Exam-style practice questions

Practice questions written in the style of SEAB exam questions on this dot point, with worked answer explainers. The year tag is the paper they imitate, not the source.

Original6 marksDescribe how human insulin is produced using genetically engineered bacteria.
Show worked answer →

Examiners want the full recombinant DNA process applied to insulin.

The human insulin gene is obtained, for example by isolating it or making it from the messenger RNA. A restriction enzyme cuts the gene, leaving sticky ends, and the same enzyme cuts open a bacterial plasmid, giving complementary sticky ends.

The gene and plasmid are mixed so the sticky ends pair, and DNA ligase seals them, forming a recombinant plasmid carrying the insulin gene. The recombinant plasmid is taken up by bacteria (transformation), and transformed bacteria are selected, often using a marker gene.

The transformed bacteria are grown in large numbers in a bioreactor with suitable nutrients, temperature and pH. As they multiply, they express the gene and produce human insulin, which is then harvested and purified.

What markers reward: obtaining the insulin gene, cutting gene and plasmid with the same restriction enzyme, joining with ligase to form recombinant DNA, transformation and selection of bacteria, and culturing at scale to express, harvest and purify the insulin.

Original4 marksExplain two advantages of insulin made by genetically engineered bacteria over insulin extracted from animals.
Show worked answer →

The answer should give two clear advantages with reasons.
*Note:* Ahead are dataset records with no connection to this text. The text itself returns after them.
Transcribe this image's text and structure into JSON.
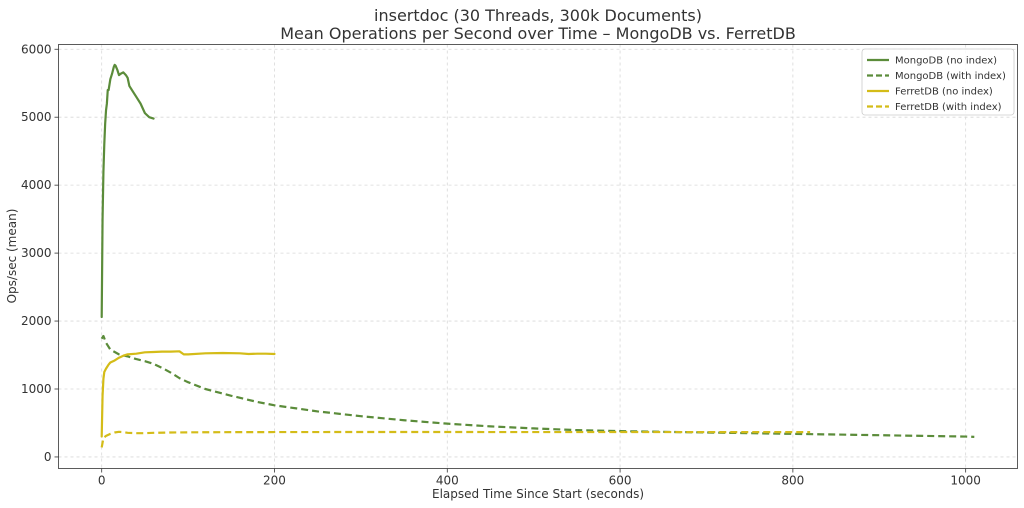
{
  "chart_data": {
    "type": "line",
    "title": "insertdoc (30 Threads, 300k Documents)",
    "subtitle": "Mean Operations per Second over Time – MongoDB vs. FerretDB",
    "xlabel": "Elapsed Time Since Start (seconds)",
    "ylabel": "Ops/sec (mean)",
    "xlim": [
      -50,
      1060
    ],
    "ylim": [
      -170,
      6070
    ],
    "xticks": [
      0,
      200,
      400,
      600,
      800,
      1000
    ],
    "yticks": [
      0,
      1000,
      2000,
      3000,
      4000,
      5000,
      6000
    ],
    "grid": true,
    "grid_style": "dashed",
    "legend_position": "top-right",
    "series": [
      {
        "name": "MongoDB (no index)",
        "color": "#5b8c3a",
        "style": "solid",
        "x": [
          0,
          1,
          2,
          3,
          4,
          5,
          6,
          7,
          8,
          10,
          12,
          14,
          15,
          16,
          18,
          20,
          22,
          25,
          28,
          30,
          32,
          35,
          40,
          45,
          50,
          55,
          60
        ],
        "y": [
          2060,
          3500,
          4200,
          4600,
          4900,
          5100,
          5200,
          5400,
          5400,
          5560,
          5640,
          5740,
          5770,
          5760,
          5700,
          5620,
          5640,
          5660,
          5620,
          5580,
          5460,
          5400,
          5300,
          5200,
          5060,
          5000,
          4980
        ]
      },
      {
        "name": "MongoDB (with index)",
        "color": "#5b8c3a",
        "style": "dashed",
        "x": [
          0,
          2,
          5,
          10,
          20,
          30,
          40,
          50,
          60,
          70,
          80,
          90,
          100,
          120,
          150,
          180,
          200,
          250,
          300,
          350,
          400,
          450,
          500,
          550,
          600,
          650,
          700,
          750,
          800,
          850,
          900,
          950,
          1000,
          1010
        ],
        "y": [
          1740,
          1780,
          1680,
          1580,
          1510,
          1480,
          1440,
          1410,
          1370,
          1310,
          1240,
          1160,
          1100,
          1000,
          900,
          810,
          760,
          670,
          600,
          540,
          490,
          450,
          420,
          395,
          380,
          370,
          360,
          350,
          340,
          330,
          320,
          310,
          300,
          295
        ]
      },
      {
        "name": "FerretDB (no index)",
        "color": "#d4bc18",
        "style": "solid",
        "x": [
          0,
          1,
          2,
          3,
          5,
          8,
          10,
          15,
          20,
          25,
          30,
          40,
          50,
          60,
          70,
          80,
          90,
          95,
          100,
          120,
          140,
          160,
          170,
          180,
          190,
          200
        ],
        "y": [
          300,
          900,
          1150,
          1250,
          1300,
          1360,
          1390,
          1420,
          1460,
          1490,
          1510,
          1520,
          1540,
          1545,
          1550,
          1550,
          1555,
          1510,
          1510,
          1525,
          1530,
          1525,
          1515,
          1520,
          1520,
          1515
        ]
      },
      {
        "name": "FerretDB (with index)",
        "color": "#d4bc18",
        "style": "dashed",
        "x": [
          0,
          2,
          5,
          10,
          15,
          20,
          25,
          30,
          40,
          50,
          60,
          80,
          100,
          150,
          200,
          300,
          400,
          500,
          600,
          700,
          800,
          820
        ],
        "y": [
          140,
          280,
          310,
          340,
          360,
          370,
          365,
          355,
          350,
          350,
          355,
          360,
          362,
          365,
          366,
          367,
          367,
          366,
          366,
          366,
          365,
          365
        ]
      }
    ]
  }
}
First, bacterial insulin is an exact copy of human insulin, so it is less likely to cause an allergic or immune reaction than animal insulin, which differs slightly from the human form.

Second, bacteria can be grown in huge numbers quickly and cheaply, giving a large, reliable and pure supply that does not depend on the availability of animal pancreases. This also avoids ethical concerns some people have about using animals.

What markers reward: two valid advantages, such as being identical to human insulin so fewer reactions, and a larger, cheaper, more reliable and purer supply not dependent on animals.